One of the last acts of the old Press Council, before it was replaced by the Press Complaints Commission in 1990, was to censure The Sun for referring to homosexuals as "poofs" and "poofters". MacKenzie responded in a defiant editorial, saying the readers of the paper used those words themselves, and "what is good enough for them is good enough for us".

This kind of yobbish triumphalism, coupled with the introduction of bare- chested women on Page Three, persuades many critics that The Sun has, almost single-handedly, been responsible for a general decline in manners, standards and behaviour in the 30 years since it was bought for a song by Rupert Murdoch from Hugh Cudlipp's Mirror Group.

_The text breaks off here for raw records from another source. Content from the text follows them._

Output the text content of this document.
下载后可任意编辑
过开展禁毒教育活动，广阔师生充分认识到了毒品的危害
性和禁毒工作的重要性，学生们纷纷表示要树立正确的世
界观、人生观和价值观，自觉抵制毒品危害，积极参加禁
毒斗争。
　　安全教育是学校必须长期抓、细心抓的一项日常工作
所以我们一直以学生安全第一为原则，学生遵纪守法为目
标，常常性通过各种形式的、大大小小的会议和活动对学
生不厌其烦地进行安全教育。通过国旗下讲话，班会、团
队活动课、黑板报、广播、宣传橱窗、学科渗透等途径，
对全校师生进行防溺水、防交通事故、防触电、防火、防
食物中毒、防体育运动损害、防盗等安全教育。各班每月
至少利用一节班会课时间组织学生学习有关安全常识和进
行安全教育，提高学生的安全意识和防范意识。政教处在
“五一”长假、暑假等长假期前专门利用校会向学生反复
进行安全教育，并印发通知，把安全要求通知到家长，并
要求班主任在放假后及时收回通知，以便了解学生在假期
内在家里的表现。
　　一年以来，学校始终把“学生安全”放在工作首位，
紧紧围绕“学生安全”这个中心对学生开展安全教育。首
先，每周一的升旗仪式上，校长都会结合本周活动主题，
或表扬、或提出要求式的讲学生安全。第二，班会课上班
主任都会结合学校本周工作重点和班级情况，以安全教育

Yet newspapers do not create the social climate of the time; they merely reflect it. Nakedness on stage (Hair) and on the pages of glossy fashion magazines was becoming accepted by the end of the Sixties. The ludicrous trial of Lady Chatterley's Lover had helped to expose the falseness of any distinction between nudity and eroticism for art's sake, and the publication of arousing pictures for the lewd entertainment of horny-handed tabloid readers.

Similarly, the habit of grovelling before authority and respecting time- honoured institutions had been discredited by two world wars and the radical social reforms that followed them. As early as the Fifties, Hugh Cudlipp's Daily Mirror had been championing the small man - personified by its cartoon character Andy Capp - against the toffs, and, in tune with public opinion, had criticised the Royal Family for preventing Princess Margaret from marrying the man she loved. But by the late Sixties, the Mirror was losing its post-war spark and becoming more than a little prim - allowing The Sun to make immediate inroads into its circulation and to overtake it by 1976.

By now, Richard Littlejohn's declaration yesterday that The Sun is at its best "sticking up for its readers against the self-important and over- mighty" itself seems a mite out of date. And that may be why the revived Mirror has been closing the circulation gap between the two.

Rupert Murdoch and The Sun cannot be blamed for the ills that beset modern Britain. Triumphalism, xenophobia, intolerance, scandal-mongering, road rage and general yobbishness existed before 1969.

As the 1989 commemorative booklet put it: "The Sun is not written for... eggheads who enjoy delicate debate. Its whole style is based on telling readers what they think." Including, it seems, Tony Blair.